О непрерывном развитии

Желтый одуванчик, радуясь своим лепесткам, сходным по цвету с солнцем, захотел ускользнуть от участи утерять цветочное детство и стать белым воздушным одуванчиком. Он возжелал вечно оставаться желтым цветком, не размножаться и не седеть… И ему это удалось, потому что он увял раньше времени.

Мораль: если пора становиться трудовым одуванчиком, не надо задерживаться в стадии ребенка – цветка жизни.

О возможно счастливой неприятности

На женщину возле здания, крышу которого облюбовали голуби, упал голубиный помет. Везде, где есть сидящие выше, можно ожидать подобных неприятностей. Конечно, женщина разволновалась, потому что одежда была вопиюще испорчена, она принялась мысленно ругать голубей и призывать Бога отомстить птицам, поскольку прервался ее дальнейший поход…

Даже вернувшись домой, женщина еще долго сердилась, прежде чем небеса услышали. Божий лик ожил на ее домашней иконе и произнес:

– Зачем ты ругаешься, женщина? Если бы не голубь, то при переходе дороги тебя бы сбила машина. Я это точно знаю. Лучше благодари его, чем ругать.

Мораль: если кто-то нарушил ваши планы на будущее, считайте, что избежали больших неприятностей, что это сделал ангел к вашему благу, – так куда легче, а возможно, и правильно.

О подкармливаемой глупости

Жили-были два веселых, полных жизни молодых ежика, внешне похожих на людей, но вся спина в иголках: Пашка и Тишка. Необычное место они выбрали для обитания: море или озеро.
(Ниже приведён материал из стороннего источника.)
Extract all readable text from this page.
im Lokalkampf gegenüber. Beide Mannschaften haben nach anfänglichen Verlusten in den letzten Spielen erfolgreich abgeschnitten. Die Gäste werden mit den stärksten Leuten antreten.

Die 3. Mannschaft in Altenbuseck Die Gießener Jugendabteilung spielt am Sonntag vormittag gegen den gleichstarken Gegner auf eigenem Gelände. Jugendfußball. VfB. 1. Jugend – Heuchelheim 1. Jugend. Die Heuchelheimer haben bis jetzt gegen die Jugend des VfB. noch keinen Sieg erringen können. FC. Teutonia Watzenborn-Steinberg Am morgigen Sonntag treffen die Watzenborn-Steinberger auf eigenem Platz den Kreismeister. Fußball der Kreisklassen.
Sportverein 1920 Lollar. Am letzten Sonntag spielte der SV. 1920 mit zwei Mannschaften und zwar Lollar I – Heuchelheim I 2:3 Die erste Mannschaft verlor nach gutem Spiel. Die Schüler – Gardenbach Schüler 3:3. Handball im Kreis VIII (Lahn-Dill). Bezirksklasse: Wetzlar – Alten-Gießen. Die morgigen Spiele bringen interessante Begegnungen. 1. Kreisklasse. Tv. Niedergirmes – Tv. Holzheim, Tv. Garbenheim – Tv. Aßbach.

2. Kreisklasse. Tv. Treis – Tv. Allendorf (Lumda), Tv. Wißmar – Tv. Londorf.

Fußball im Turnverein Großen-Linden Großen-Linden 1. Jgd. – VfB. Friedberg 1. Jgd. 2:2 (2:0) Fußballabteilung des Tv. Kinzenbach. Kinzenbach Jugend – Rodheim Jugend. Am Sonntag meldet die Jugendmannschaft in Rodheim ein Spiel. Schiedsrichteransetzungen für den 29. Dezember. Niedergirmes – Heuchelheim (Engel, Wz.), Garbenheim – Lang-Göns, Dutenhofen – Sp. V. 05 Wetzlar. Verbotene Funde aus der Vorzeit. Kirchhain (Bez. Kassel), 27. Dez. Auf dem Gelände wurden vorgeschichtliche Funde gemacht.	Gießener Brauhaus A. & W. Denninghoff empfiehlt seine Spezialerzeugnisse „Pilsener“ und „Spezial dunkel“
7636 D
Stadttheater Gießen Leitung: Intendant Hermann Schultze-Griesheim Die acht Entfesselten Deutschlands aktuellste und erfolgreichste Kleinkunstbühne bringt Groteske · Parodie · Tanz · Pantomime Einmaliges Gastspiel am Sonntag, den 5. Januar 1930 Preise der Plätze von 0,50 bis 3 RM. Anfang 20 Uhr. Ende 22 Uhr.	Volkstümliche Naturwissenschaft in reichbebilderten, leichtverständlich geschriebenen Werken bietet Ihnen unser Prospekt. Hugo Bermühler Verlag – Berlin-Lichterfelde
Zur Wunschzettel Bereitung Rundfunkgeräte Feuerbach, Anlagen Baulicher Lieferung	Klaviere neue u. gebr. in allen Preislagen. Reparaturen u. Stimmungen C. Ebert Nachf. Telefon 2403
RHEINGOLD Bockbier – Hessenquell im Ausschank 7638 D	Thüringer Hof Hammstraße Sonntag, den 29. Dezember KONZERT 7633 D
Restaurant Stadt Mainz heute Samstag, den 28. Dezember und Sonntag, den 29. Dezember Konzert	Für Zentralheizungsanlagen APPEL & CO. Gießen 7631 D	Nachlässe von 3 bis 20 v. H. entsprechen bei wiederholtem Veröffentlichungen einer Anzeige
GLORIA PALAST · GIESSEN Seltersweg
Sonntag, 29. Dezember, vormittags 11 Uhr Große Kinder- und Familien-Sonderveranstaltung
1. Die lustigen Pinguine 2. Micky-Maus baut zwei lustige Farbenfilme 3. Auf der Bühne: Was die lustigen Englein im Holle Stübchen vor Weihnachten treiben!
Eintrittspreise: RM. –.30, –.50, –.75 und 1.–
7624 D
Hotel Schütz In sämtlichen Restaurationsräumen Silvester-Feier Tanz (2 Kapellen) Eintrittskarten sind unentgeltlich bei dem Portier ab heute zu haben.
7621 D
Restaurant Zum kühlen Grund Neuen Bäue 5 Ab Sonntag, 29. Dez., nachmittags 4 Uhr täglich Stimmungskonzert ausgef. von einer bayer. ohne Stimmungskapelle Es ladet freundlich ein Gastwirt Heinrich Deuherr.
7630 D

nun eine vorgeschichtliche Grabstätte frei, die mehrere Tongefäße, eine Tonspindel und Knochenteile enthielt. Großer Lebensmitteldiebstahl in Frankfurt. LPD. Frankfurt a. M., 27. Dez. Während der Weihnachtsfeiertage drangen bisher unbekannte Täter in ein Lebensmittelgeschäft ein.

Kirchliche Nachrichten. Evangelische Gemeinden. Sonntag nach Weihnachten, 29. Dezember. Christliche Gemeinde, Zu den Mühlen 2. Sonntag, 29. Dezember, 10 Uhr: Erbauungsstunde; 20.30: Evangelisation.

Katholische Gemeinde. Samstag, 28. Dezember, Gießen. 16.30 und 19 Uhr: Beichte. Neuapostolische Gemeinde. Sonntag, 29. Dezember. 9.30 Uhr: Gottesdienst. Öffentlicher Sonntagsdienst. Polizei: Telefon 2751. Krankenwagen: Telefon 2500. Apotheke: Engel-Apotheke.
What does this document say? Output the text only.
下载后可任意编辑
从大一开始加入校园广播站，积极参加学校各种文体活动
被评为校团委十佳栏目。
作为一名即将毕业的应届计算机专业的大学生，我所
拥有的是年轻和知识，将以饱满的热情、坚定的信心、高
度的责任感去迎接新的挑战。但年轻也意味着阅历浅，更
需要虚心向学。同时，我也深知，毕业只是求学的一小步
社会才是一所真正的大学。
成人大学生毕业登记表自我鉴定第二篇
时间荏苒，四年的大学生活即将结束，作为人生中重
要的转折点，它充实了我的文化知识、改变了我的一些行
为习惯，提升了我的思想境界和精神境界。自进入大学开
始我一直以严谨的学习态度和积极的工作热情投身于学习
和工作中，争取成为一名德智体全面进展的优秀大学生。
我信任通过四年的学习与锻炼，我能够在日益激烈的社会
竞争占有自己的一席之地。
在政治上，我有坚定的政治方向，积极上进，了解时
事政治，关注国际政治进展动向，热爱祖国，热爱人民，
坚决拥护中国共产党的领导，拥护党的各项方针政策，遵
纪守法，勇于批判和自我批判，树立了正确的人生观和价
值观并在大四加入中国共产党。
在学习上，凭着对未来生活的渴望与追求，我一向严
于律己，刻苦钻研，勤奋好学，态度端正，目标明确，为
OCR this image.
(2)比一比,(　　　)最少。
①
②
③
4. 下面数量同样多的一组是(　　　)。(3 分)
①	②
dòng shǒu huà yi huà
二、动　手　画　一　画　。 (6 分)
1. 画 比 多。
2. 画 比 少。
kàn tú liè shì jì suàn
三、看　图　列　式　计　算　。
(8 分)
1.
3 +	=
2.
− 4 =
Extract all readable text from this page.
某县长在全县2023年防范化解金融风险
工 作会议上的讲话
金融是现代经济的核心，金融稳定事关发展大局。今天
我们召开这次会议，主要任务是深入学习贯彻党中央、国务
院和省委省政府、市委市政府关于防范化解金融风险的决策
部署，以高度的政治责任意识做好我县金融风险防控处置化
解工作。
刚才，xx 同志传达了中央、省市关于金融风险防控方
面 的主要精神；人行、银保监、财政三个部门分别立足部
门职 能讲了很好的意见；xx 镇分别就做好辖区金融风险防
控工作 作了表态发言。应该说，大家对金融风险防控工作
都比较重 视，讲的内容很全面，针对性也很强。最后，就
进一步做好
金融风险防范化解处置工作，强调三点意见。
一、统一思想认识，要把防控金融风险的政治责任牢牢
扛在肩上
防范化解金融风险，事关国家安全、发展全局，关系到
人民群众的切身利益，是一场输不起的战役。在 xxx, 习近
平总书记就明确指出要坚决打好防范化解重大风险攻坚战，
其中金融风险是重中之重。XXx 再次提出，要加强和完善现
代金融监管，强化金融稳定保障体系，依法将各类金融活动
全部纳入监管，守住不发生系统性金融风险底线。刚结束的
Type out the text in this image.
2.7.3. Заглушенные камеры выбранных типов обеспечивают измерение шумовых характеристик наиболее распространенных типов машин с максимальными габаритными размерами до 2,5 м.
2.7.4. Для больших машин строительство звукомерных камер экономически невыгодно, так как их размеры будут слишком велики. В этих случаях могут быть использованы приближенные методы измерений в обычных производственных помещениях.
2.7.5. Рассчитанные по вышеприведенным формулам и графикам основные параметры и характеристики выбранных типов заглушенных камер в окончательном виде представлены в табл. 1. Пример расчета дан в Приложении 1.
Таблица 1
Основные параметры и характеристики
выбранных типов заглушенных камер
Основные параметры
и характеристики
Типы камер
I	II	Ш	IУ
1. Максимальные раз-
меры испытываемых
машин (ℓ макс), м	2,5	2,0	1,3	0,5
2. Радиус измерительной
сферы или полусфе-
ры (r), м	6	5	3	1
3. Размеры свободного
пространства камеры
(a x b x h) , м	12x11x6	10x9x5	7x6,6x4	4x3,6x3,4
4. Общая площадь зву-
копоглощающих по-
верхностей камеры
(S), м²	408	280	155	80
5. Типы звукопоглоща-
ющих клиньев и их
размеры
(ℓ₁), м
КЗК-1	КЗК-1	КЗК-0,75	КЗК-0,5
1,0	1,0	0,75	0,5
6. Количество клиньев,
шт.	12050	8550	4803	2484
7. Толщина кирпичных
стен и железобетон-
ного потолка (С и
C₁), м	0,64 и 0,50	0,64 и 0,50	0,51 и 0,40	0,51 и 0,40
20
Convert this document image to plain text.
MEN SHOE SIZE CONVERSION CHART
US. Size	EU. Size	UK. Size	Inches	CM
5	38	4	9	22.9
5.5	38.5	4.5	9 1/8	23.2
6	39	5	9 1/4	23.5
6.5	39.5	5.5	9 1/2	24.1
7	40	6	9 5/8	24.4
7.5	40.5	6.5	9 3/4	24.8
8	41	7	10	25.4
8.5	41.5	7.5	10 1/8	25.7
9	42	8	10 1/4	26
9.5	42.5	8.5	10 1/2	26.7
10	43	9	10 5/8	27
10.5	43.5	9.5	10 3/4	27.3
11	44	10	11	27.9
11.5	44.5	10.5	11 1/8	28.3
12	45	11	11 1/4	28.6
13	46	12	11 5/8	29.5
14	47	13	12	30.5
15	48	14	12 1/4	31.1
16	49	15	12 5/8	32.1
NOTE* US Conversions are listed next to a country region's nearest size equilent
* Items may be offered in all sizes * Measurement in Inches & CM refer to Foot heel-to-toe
Они плавали в прибрежной зоне и ждали добычу, выныривали, как дельфины, хватали, что попадалось, и назад. Конечно, находки их были не велики, потому что они искали питание там, где ежикам обычно ничего не светит, но это пыл ежиков не ослабляло, потому что у ежиков были родители, позволявшие ежикам вести их странный образ жизни.

Родители с берега бросали в море ту добычу, которую ежики считали своей. Почему так поступали родители? Они жалели своих детей, боялись их обидеть, рассориться с ними, лишиться их, пораженных странной формой сумасшествия.

Родители пытались разговаривать со своими ежиками, направить их на путь истинный, но ежики в ответ больно кусались, сворачивались клубком и убегали в свой водоем, где опять плавали и ловили добычу, которую подбрасывали им родители…

Мораль: если дети – беспутные ежики, оставьте их со своими проблемами, эти проблемы сами выведут их на путь истинный, в противном случае их, с их неразумными целями и интересами, можно содержать до конца жизни.

О попутной радости

Один человек хранил верность выбранному пути. Он шел по нему и в жару, и в холод, и по ровному асфальту, и по ухабам, и по пыли, и по грязи, он шел по выбранному пути даже тогда, когда ему предлагали прокатиться с ветерком в другую сторону…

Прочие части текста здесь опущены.